Plant researchers at Heinrich Heine University Düsseldorf (HHU) have investigated the transport of compounds in maize. They focused on the mechanism used to transport the products of photosynthesis for further distribution in the plant through its phloem loading pathways. In the current edition of the journal “The Plant Cell”, they describe how this mechanism has potentially created a special evolutionary advantage for maize.
Maize has a significantly higher productivity rate compared with many other crops. The particular leaf anatomy and special form of photosynthesis (referred to as ‘C4’) developed during its evolution allow maize to grow considerably faster than comparable plants. As a result, maize needs more efficient transport strategies to distribute the photoassimilates produced during photosynthesis throughout the plant.

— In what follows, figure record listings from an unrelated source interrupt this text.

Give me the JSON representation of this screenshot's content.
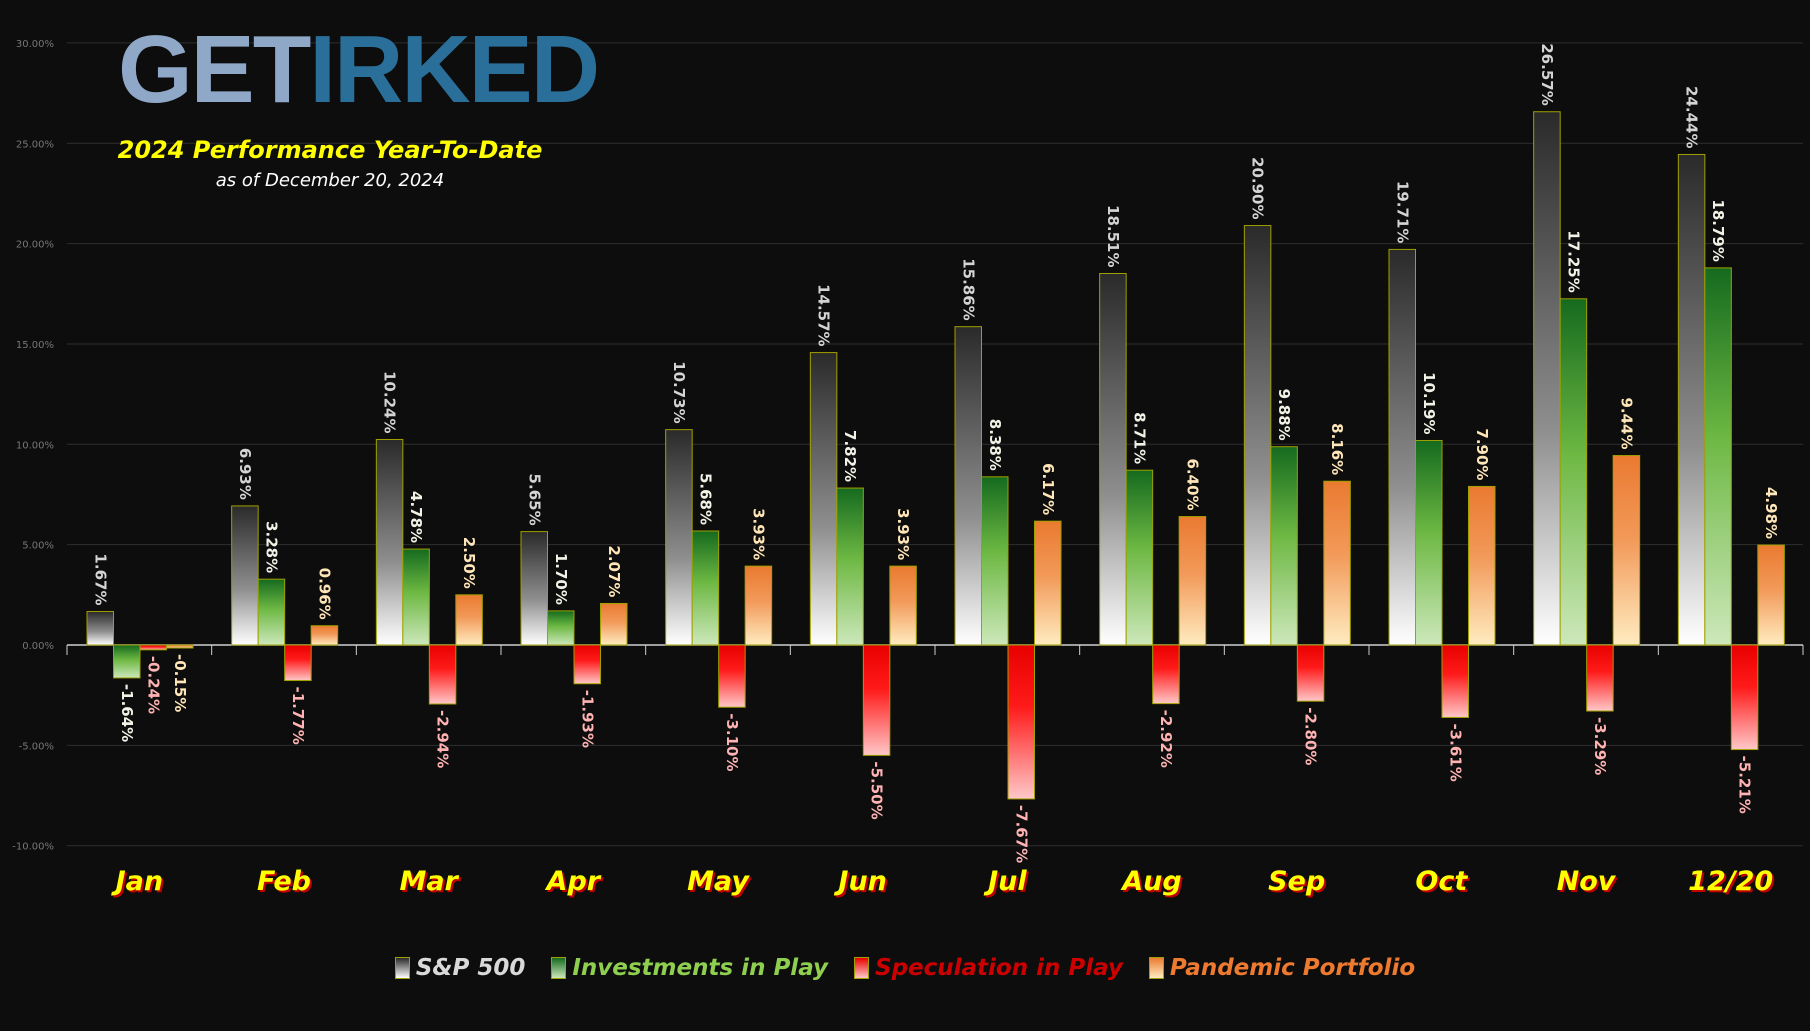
{
  "logo": {
    "part1": "GET",
    "part2": "IRKED"
  },
  "subtitle": "2024 Performance Year-To-Date",
  "date_note": "as of December 20, 2024",
  "colors": {
    "sp500": "#8a8a8a",
    "investments": "#7cc44a",
    "speculation": "#e00000",
    "pandemic": "#ee7a30",
    "outline": "#a0a000",
    "month_label": "#ffff00"
  },
  "chart_data": {
    "type": "bar",
    "categories": [
      "Jan",
      "Feb",
      "Mar",
      "Apr",
      "May",
      "Jun",
      "Jul",
      "Aug",
      "Sep",
      "Oct",
      "Nov",
      "12/20"
    ],
    "ylim": [
      -10,
      30
    ],
    "yticks": [
      "-10.00%",
      "-5.00%",
      "0.00%",
      "5.00%",
      "10.00%",
      "15.00%",
      "20.00%",
      "25.00%",
      "30.00%"
    ],
    "ytick_values": [
      -10,
      -5,
      0,
      5,
      10,
      15,
      20,
      25,
      30
    ],
    "grid": true,
    "legend_placement": "bottom",
    "series": [
      {
        "name": "S&P 500",
        "values": [
          1.67,
          6.93,
          10.24,
          5.65,
          10.73,
          14.57,
          15.86,
          18.51,
          20.9,
          19.71,
          26.57,
          24.44
        ]
      },
      {
        "name": "Investments in Play",
        "values": [
          -1.64,
          3.28,
          4.78,
          1.7,
          5.68,
          7.82,
          8.38,
          8.71,
          9.88,
          10.19,
          17.25,
          18.79
        ]
      },
      {
        "name": "Speculation in Play",
        "values": [
          -0.24,
          -1.77,
          -2.94,
          -1.93,
          -3.1,
          -5.5,
          -7.67,
          -2.92,
          -2.8,
          -3.61,
          -3.29,
          -5.21
        ]
      },
      {
        "name": "Pandemic Portfolio",
        "values": [
          -0.15,
          0.96,
          2.5,
          2.07,
          3.93,
          3.93,
          6.17,
          6.4,
          8.16,
          7.9,
          9.44,
          4.98
        ]
      }
    ]
  }
}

Researchers at HHU have now discovered a phloem loading mechanism that has not been described before – the bundle sheath surrounding the vasculature as the place for the actual transport of compounds such as sugars or amino acids. The development of this mechanism could have been the decisive evolutionary step towards the higher transport rate that has made maize plants especially successful and useful. It is also likely linked to the more effective C4 photosynthesis used by maize compared with other plants, which only use C3 photosynthesis.
Plant leaves have different structures on the upper (adaxial) and lower (abaxial) sides, and each side performs different tasks. In maize, for example, sucrose transporters (SWEET) act in the `bundle sheath cells’ (which frame the vascular bundle like a wreath) on the abaxial side of the leaf. In the model plant Arabidopsis thaliana, sugars released via SWEETs from phloem parenchyma cells are transported directly into the neighbouring companion cells via active transport.
In maize, sugar is released in the direction of phloem by two large bundle sheath cells. The large surface of the bundle sheath cells compared to phloem parenchyma allows much higher transport rates. Compared to Arabidopsis, maize could transport sugar more effectively.
Doctoral student and first author Margaret Bezrutczyk from HHU emphasize: “The bundle sheath cells arranged in a wreath look the same at first glance. The single cell sequencing approach we used made it possible for the first time to distinguish between different types of bundle sheath cells in a maize leaf. With this technology, we expect that more cell types, especially those in the vascular bundles will be discovered in the future.”
Institute Head Prof. Frommer emphasizes the significance of the finding, saying: “Maize plants are extremely productive due to their C4 photosynthesis. It is conceivable that the productivity of rice or other crops can be increased by transferring the loading mechanism from maize to these crops.”